One of the aspects of investing that I have long enjoyed is looking at the many ways are wetware works against us. Despite what nearly half of America believes, we have evolved in a certain way, and that has significant repercussions for our analytical processes.
There are many ways our brain wiring fools us. I discussed a few in the Apprenticed Investor series — Know Thyself and Curb Your Enthusiasm — that are worth revisiting. And one of the favored books around here is Thomas Gilovich: How We Know What Isn’t So.
Many of the common foibles investors get themselves into can be tracked to our propensity for cognitive bias. What our minds commonly do to distort our own view of reality has an impact on our invement results.
So you can imagine my surprise and delight when I stumbled upon this Wikipedia list. Here are the 26 most studied and widely accepted cognitive biases:
- Bandwagon effect – the tendency to do (or believe) things because many other people do (or believe) the same. Related to groupthink, herd behaviour, and manias. Carl Jung pioneered the idea of the collective unconscious which is considered by Jungian psychologists to be responsible for this cognitive bias.
- Bias blind spot – the tendency not to compensate for one’s own cognitive biases.
- Choice-supportive bias – the tendency to remember one’s choices as better than they actually were.
- Confirmation bias – the tendency to search for or interpret information in a way that confirms one’s preconceptions.
- Congruence bias – the tendency to test hypotheses exclusively through direct testing.
- Contrast effect – the enhancement or diminishment of a weight or other measurement when compared with recently observed contrasting object.
- Déformation professionnelle – the tendency to look at things according to the conventions of one’s own profession, forgetting any broader point of view.
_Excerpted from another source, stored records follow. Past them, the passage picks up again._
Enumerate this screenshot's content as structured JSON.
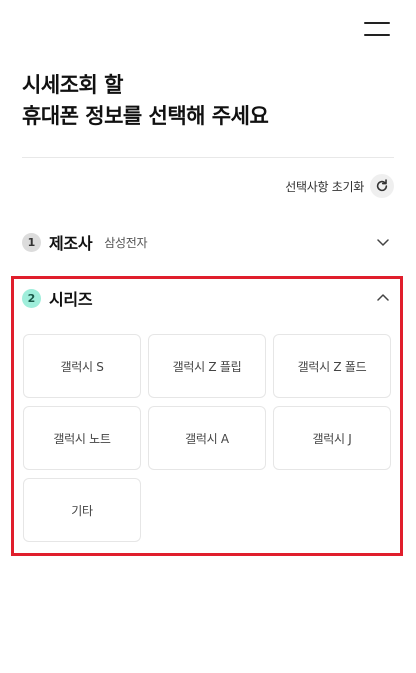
{
  "header": {
    "title_line1": "시세조회 할",
    "title_line2": "휴대폰 정보를 선택해 주세요"
  },
  "reset": {
    "label": "선택사항 초기화",
    "icon": "refresh-icon"
  },
  "steps": [
    {
      "number": "1",
      "title": "제조사",
      "value": "삼성전자",
      "expanded": false
    },
    {
      "number": "2",
      "title": "시리즈",
      "value": "",
      "expanded": true
    }
  ],
  "series_options": [
    "갤럭시 S",
    "갤럭시 Z 플립",
    "갤럭시 Z 폴드",
    "갤럭시 노트",
    "갤럭시 A",
    "갤럭시 J",
    "기타"
  ],
  "colors": {
    "active_step_badge": "#9feedb",
    "highlight_border": "#e01e2c"
  }
}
- Disconfirmation bias – the tendency for people to extend critical scrutiny to information which contradicts their prior beliefs and uncritically accept information that is congruent with their prior beliefs.
- Endowment effect – the tendency for people to value something more as soon as they own it.
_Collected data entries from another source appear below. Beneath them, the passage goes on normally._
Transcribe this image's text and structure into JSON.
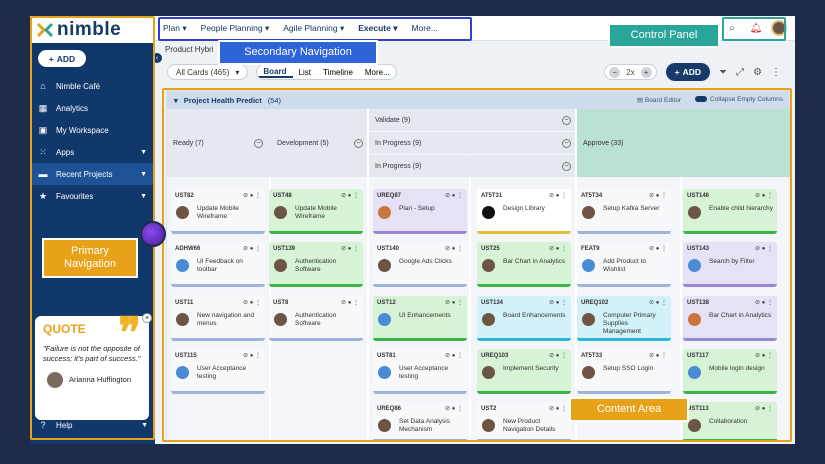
{
  "app": {
    "name": "nimble"
  },
  "sidebar": {
    "add_label": "ADD",
    "items": [
      {
        "label": "Nimble Café",
        "icon": "home-icon"
      },
      {
        "label": "Analytics",
        "icon": "chart-icon"
      },
      {
        "label": "My Workspace",
        "icon": "workspace-icon"
      },
      {
        "label": "Apps",
        "icon": "grid-icon"
      },
      {
        "label": "Recent Projects",
        "icon": "projects-icon"
      },
      {
        "label": "Favourites",
        "icon": "star-icon"
      }
    ],
    "help_label": "Help"
  },
  "quote": {
    "title": "QUOTE",
    "text": "\"Failure is not the opposite of success; it's part of success.\"",
    "author": "Arianna Huffington"
  },
  "topnav": {
    "items": [
      "Plan",
      "People Planning",
      "Agile Planning",
      "Execute",
      "More..."
    ]
  },
  "breadcrumb": {
    "project": "Product Hybri"
  },
  "toolbar": {
    "filter": "All Cards (465)",
    "views": [
      "Board",
      "List",
      "Timeline",
      "More..."
    ],
    "zoom": "2x",
    "add_label": "ADD"
  },
  "board": {
    "title": "Project Health Predict",
    "count": "(54)",
    "board_editor": "Board Editor",
    "collapse_empty": "Collapse Empty Columns",
    "columns": [
      {
        "label": "Ready (7)"
      },
      {
        "label": "Development (5)"
      },
      {
        "label": "Validate (9)"
      },
      {
        "label": "In Progress (9)"
      },
      {
        "label": "In Progress (9)"
      },
      {
        "label": "Approve (33)"
      }
    ],
    "cards": [
      {
        "id": "UST82",
        "title": "Update Mobile Wireframe"
      },
      {
        "id": "ADHW66",
        "title": "UI Feedback on toolbar"
      },
      {
        "id": "UST11",
        "title": "New navigation and menus"
      },
      {
        "id": "UST115",
        "title": "User Acceptance testing"
      },
      {
        "id": "UST48",
        "title": "Update Mobile Wireframe"
      },
      {
        "id": "UST139",
        "title": "Authentication Software"
      },
      {
        "id": "UST8",
        "title": "Authentication Software"
      },
      {
        "id": "UREQ87",
        "title": "Plan - Setup"
      },
      {
        "id": "UST140",
        "title": "Google Ads Clicks"
      },
      {
        "id": "UST12",
        "title": "UI Enhancements"
      },
      {
        "id": "UST81",
        "title": "User Acceptance testing"
      },
      {
        "id": "UREQ86",
        "title": "Set Data Analysis Mechanism"
      },
      {
        "id": "AT5T31",
        "title": "Design Library"
      },
      {
        "id": "UST25",
        "title": "Bar Chart in Analytics"
      },
      {
        "id": "UST134",
        "title": "Board Enhancements"
      },
      {
        "id": "UREQ103",
        "title": "Implement Security"
      },
      {
        "id": "UST2",
        "title": "New Product Navigation Details"
      },
      {
        "id": "AT5T34",
        "title": "Setup Kafka Server"
      },
      {
        "id": "FEAT9",
        "title": "Add Product to Wishlist"
      },
      {
        "id": "UREQ102",
        "title": "Computer Primary Supplies Management"
      },
      {
        "id": "AT5T33",
        "title": "Setup SSO Login"
      },
      {
        "id": "UST146",
        "title": "Enable child hierarchy"
      },
      {
        "id": "UST143",
        "title": "Search by Filter"
      },
      {
        "id": "UST138",
        "title": "Bar Chart in Analytics"
      },
      {
        "id": "UST117",
        "title": "Mobile login design"
      },
      {
        "id": "UST113",
        "title": "Collaboration"
      }
    ]
  },
  "annotations": {
    "secondary_navigation": "Secondary Navigation",
    "control_panel": "Control Panel",
    "primary_navigation": "Primary Navigation",
    "content_area": "Content Area"
  },
  "colors": {
    "navy": "#10386b",
    "orange": "#e8a21a",
    "blue_tag": "#2f63d8",
    "teal": "#2aa59a"
  }
}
- Focusing effect – prediction bias occurring when people place too much importance on one aspect of an event; causes error in accurately predicting the utility of a future outcome.
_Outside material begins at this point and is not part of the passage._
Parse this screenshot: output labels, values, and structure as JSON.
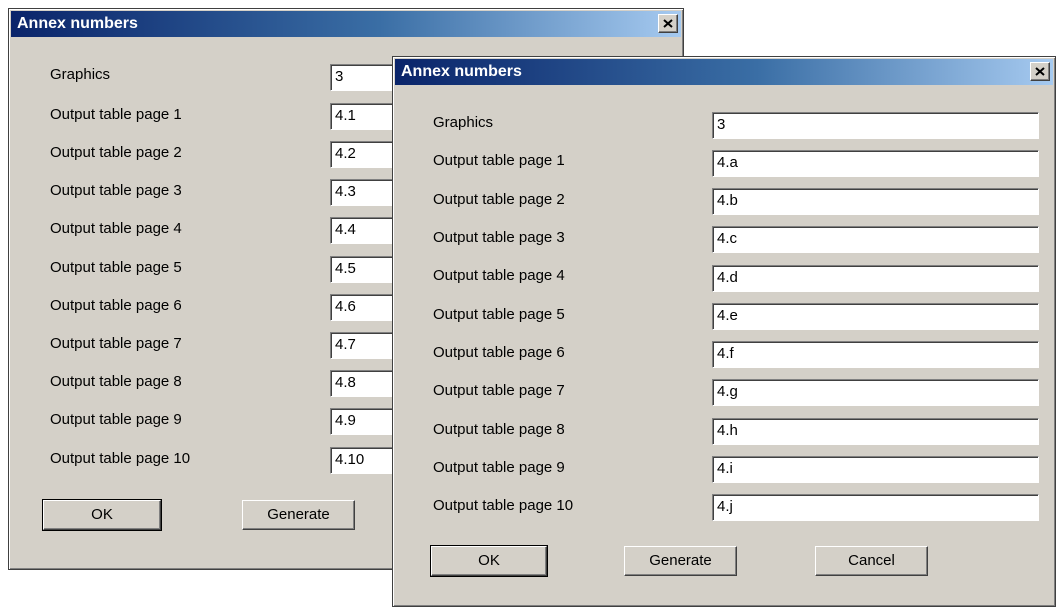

- Hyperbolic discounting – the tendency for people to have a stronger preference for more immediate payoffs relative to later payoffs, the closer to the present both payoffs are.
- Illusion of control – the tendency for human beings to believe they can control or at least influence outcomes which they clearly cannot.
- Impact bias – the tendency for people to overestimate the length or the intensity of the impact of future feeling states.
- Information bias – the tendency to seek information even when it cannot affect action.
- Loss aversion – the tendency for people to strongly prefer avoiding losses over acquiring gains (see also sunk cost effects)
- Neglect of probability – the tendency to completely disregard probability when making a decision under uncertainty.
- Mere exposure effect – the tendency for people to express undue liking for things merely because they are familiar with them.
- Omission bias – The tendency to judge harmful actions as worse, or less moral, than equally harmful omissions (inactions).
- Outcome bias – the tendency to judge a decision by its eventual outcome instead of based on the quality of the decision at the time it was made.
- Planning fallacy – the tendency to underestimate task-completion times.
- Post-purchase rationalization – the tendency to persuade oneself through rational argument that a purchase was a good value.
- Pseudocertainty effect – the tendency to make risk-averse choices if the expected outcome is positive, but make risk-seeking choices to avoid negative outcomes.
- Selective perception – the tendency for expectations to affect perception.
- Status quo bias – the tendency for people to like things to stay relatively the same.
- Von Restorff effect – the tendency for an item that “stands out like a sore thumb” to be more likely to be remembered than other items.
- Zero-risk bias – preference for reducing a small risk to zero over a greater reduction in a larger risk.